The limbic system-associated membrane protein (LAMP) is a GPI-anchored cell adhesion molecule expressed heavily in limbic and limbic-associated regions of the developing and adult brain. Experimental studies show that LAMP promotes the growth of limbic neurons and guides the projections of limbic fibers. In order to examine the functional consequences of disrupting limbic circuit assembly, we generated a mouse line in which the Lsamp gene encoding LAMP was deleted. Basic neuroanatomical organization and sensory and motor development are normal in Lsamp(-/-) mice. The most profound change in behavior in both male and female Lsamp(-/-) mice is a heightened reactivity to novelty exhibited in several behavioral tests. Lsamp(-/-) mice display hyperactivity in a novel arena and both sexes habituate to the same activity levels as their wild type littermates, but at different rates.

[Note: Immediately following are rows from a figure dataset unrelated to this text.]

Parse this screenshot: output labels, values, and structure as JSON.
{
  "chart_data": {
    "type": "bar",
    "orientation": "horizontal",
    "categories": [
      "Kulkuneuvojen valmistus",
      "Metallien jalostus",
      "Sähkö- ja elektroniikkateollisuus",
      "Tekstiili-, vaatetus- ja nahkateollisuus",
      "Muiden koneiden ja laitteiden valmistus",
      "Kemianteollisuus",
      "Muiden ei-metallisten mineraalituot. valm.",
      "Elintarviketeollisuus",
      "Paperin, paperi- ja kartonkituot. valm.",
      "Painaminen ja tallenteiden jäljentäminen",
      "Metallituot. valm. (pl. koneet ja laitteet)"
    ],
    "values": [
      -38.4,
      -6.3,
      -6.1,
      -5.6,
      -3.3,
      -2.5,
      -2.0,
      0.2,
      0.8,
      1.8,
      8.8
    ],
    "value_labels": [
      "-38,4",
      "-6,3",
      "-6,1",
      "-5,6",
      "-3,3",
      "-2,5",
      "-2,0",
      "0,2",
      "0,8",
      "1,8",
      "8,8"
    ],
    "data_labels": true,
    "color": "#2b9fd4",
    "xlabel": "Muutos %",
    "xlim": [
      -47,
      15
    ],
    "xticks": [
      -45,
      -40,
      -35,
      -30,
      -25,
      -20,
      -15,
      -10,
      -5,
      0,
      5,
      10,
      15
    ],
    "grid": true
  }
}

In the elevated plus maze, Lsamp(-/-) mice exhibit increased total arm entries, with a bias towards the open arms; they spend more time in the open arms and have a substantial increase in the amount of risk assessment in unprotected areas of the maze. In the y-maze, Lsamp(-/-) mice exhibit characteristic hyperactivity and a decreased level of spontaneous alternation during the period when their novelty-induced hyperactivity is at its peak. We hypothesize that Lsamp(-/-) mice may not simply exhibit a decrease in anxiety, but may have a heightened, and possibly maladaptive, response to novel environmental stressors. Genetic deletion of Lsamp may thus cause circumscribed changes in the fine connectivity of specific circuits that underlie these behaviors.